Les éléments du paysage (montagne, rocher, arbre, champ, lac ou cours d'eau), ou au sein même des habitations (grenier à céréales, cellier, pilier central, foyer) sont le siège de divinités et esprits locaux, souvent hérités de croyances pré-bouddhistes que l’on appelle la « religion du peuple » ou « religion sans nom ». Ces divinités, masculines ou féminines, peuvent être bienveillantes ou malveillantes, telles que les dieux du territoire local (yul lha), les maîtres du sol (gzhi bdag) et les esprits du monde souterain et aquatique (klu).
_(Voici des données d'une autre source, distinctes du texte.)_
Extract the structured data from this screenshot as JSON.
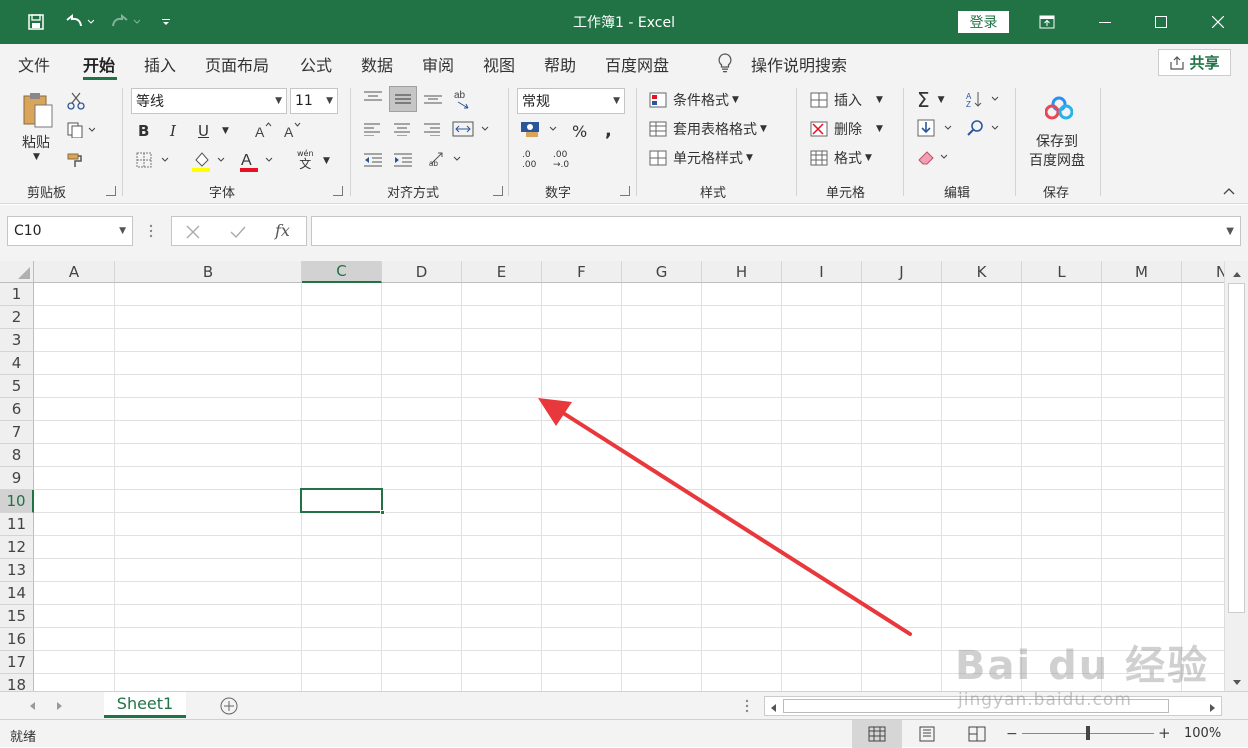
{
  "titlebar": {
    "title": "工作簿1  -  Excel",
    "login_label": "登录",
    "undo_icon": "undo-icon",
    "redo_icon": "redo-icon"
  },
  "menu": {
    "tabs": [
      "文件",
      "开始",
      "插入",
      "页面布局",
      "公式",
      "数据",
      "审阅",
      "视图",
      "帮助",
      "百度网盘"
    ],
    "active_tab": "开始",
    "tell_me": "操作说明搜索",
    "share_label": "共享"
  },
  "ribbon": {
    "clipboard": {
      "paste_label": "粘贴",
      "group_label": "剪贴板"
    },
    "font": {
      "font_name": "等线",
      "font_size": "11",
      "bold": "B",
      "italic": "I",
      "underline": "U",
      "group_label": "字体",
      "wen_label": "wén",
      "wen_char": "文"
    },
    "alignment": {
      "group_label": "对齐方式"
    },
    "number": {
      "format": "常规",
      "percent": "%",
      "comma": ",",
      "group_label": "数字",
      "inc_decimal_top": ".0",
      "inc_decimal_bottom": ".00",
      "dec_decimal_top": ".00",
      "dec_decimal_bottom": "→.0"
    },
    "styles": {
      "conditional": "条件格式",
      "table": "套用表格格式",
      "cell_styles": "单元格样式",
      "group_label": "样式"
    },
    "cells": {
      "insert": "插入",
      "delete": "删除",
      "format": "格式",
      "group_label": "单元格"
    },
    "editing": {
      "group_label": "编辑",
      "sum_symbol": "Σ"
    },
    "save": {
      "line1": "保存到",
      "line2": "百度网盘",
      "group_label": "保存"
    }
  },
  "formula_bar": {
    "name_box": "C10",
    "fx_label": "fx",
    "formula": ""
  },
  "grid": {
    "columns": [
      "A",
      "B",
      "C",
      "D",
      "E",
      "F",
      "G",
      "H",
      "I",
      "J",
      "K",
      "L",
      "M",
      "N"
    ],
    "rows": [
      "1",
      "2",
      "3",
      "4",
      "5",
      "6",
      "7",
      "8",
      "9",
      "10",
      "11",
      "12",
      "13",
      "14",
      "15",
      "16",
      "17",
      "18"
    ],
    "selected_cell": "C10"
  },
  "sheets": {
    "tabs": [
      "Sheet1"
    ]
  },
  "status": {
    "mode": "就绪",
    "zoom": "100%"
  },
  "watermark": {
    "text1": "Bai du 经验",
    "text2": "jingyan.baidu.com"
  },
  "colors": {
    "brand": "#217346",
    "arrow": "#e8383b"
  }
}
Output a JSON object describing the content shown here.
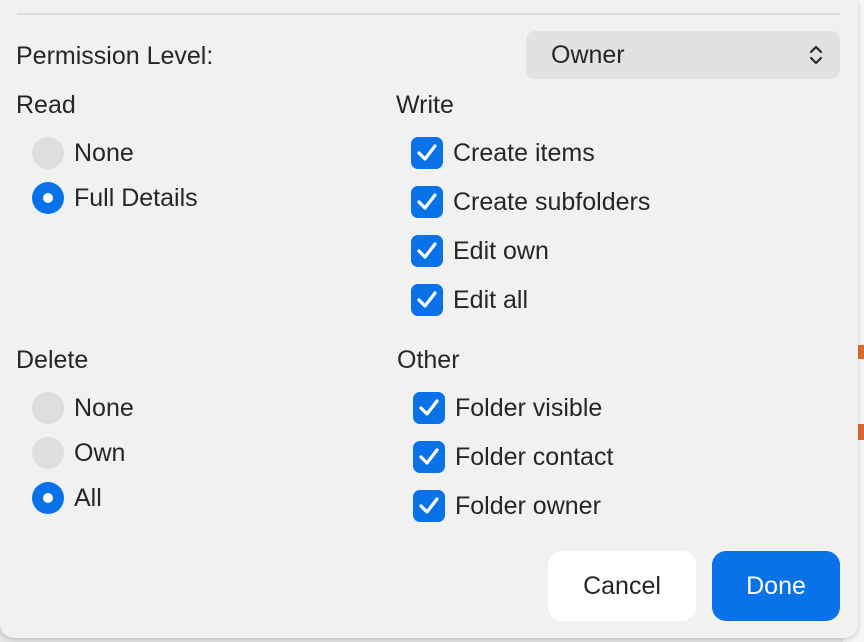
{
  "permission": {
    "label": "Permission Level:",
    "value": "Owner"
  },
  "read": {
    "title": "Read",
    "options": [
      {
        "label": "None",
        "selected": false
      },
      {
        "label": "Full Details",
        "selected": true
      }
    ]
  },
  "write": {
    "title": "Write",
    "items": [
      {
        "label": "Create items",
        "checked": true
      },
      {
        "label": "Create subfolders",
        "checked": true
      },
      {
        "label": "Edit own",
        "checked": true
      },
      {
        "label": "Edit all",
        "checked": true
      }
    ]
  },
  "delete": {
    "title": "Delete",
    "options": [
      {
        "label": "None",
        "selected": false
      },
      {
        "label": "Own",
        "selected": false
      },
      {
        "label": "All",
        "selected": true
      }
    ]
  },
  "other": {
    "title": "Other",
    "items": [
      {
        "label": "Folder visible",
        "checked": true
      },
      {
        "label": "Folder contact",
        "checked": true
      },
      {
        "label": "Folder owner",
        "checked": true
      }
    ]
  },
  "buttons": {
    "cancel": "Cancel",
    "done": "Done"
  },
  "colors": {
    "accent": "#0a72e8",
    "background": "#f1f1f1"
  },
  "icons": {
    "select": "chevron-up-down-icon",
    "check": "checkmark-icon"
  }
}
Bien qu'invisibles, ils partagent le même paysage physique que les humains et les animaux et y exercent leur pouvoir d'action, du sous-sol jusqu'aux plus hauts sommets des montagnes. Chaque année des rituels alignés sur le calendrier lunaire invitent les divinités à venir festoyer pour les apaiser, ce qui assure à son tour de bonnes relations, la prospérité familiale, de bonnes récoltes et le bien-être de la communauté. À l'inverse, s'ils sont offensés, ils déchaîneront des cataclysmes naturels (sécheresse, grêle, pluie torrentielle, glissements de terrains...), ou des maladies.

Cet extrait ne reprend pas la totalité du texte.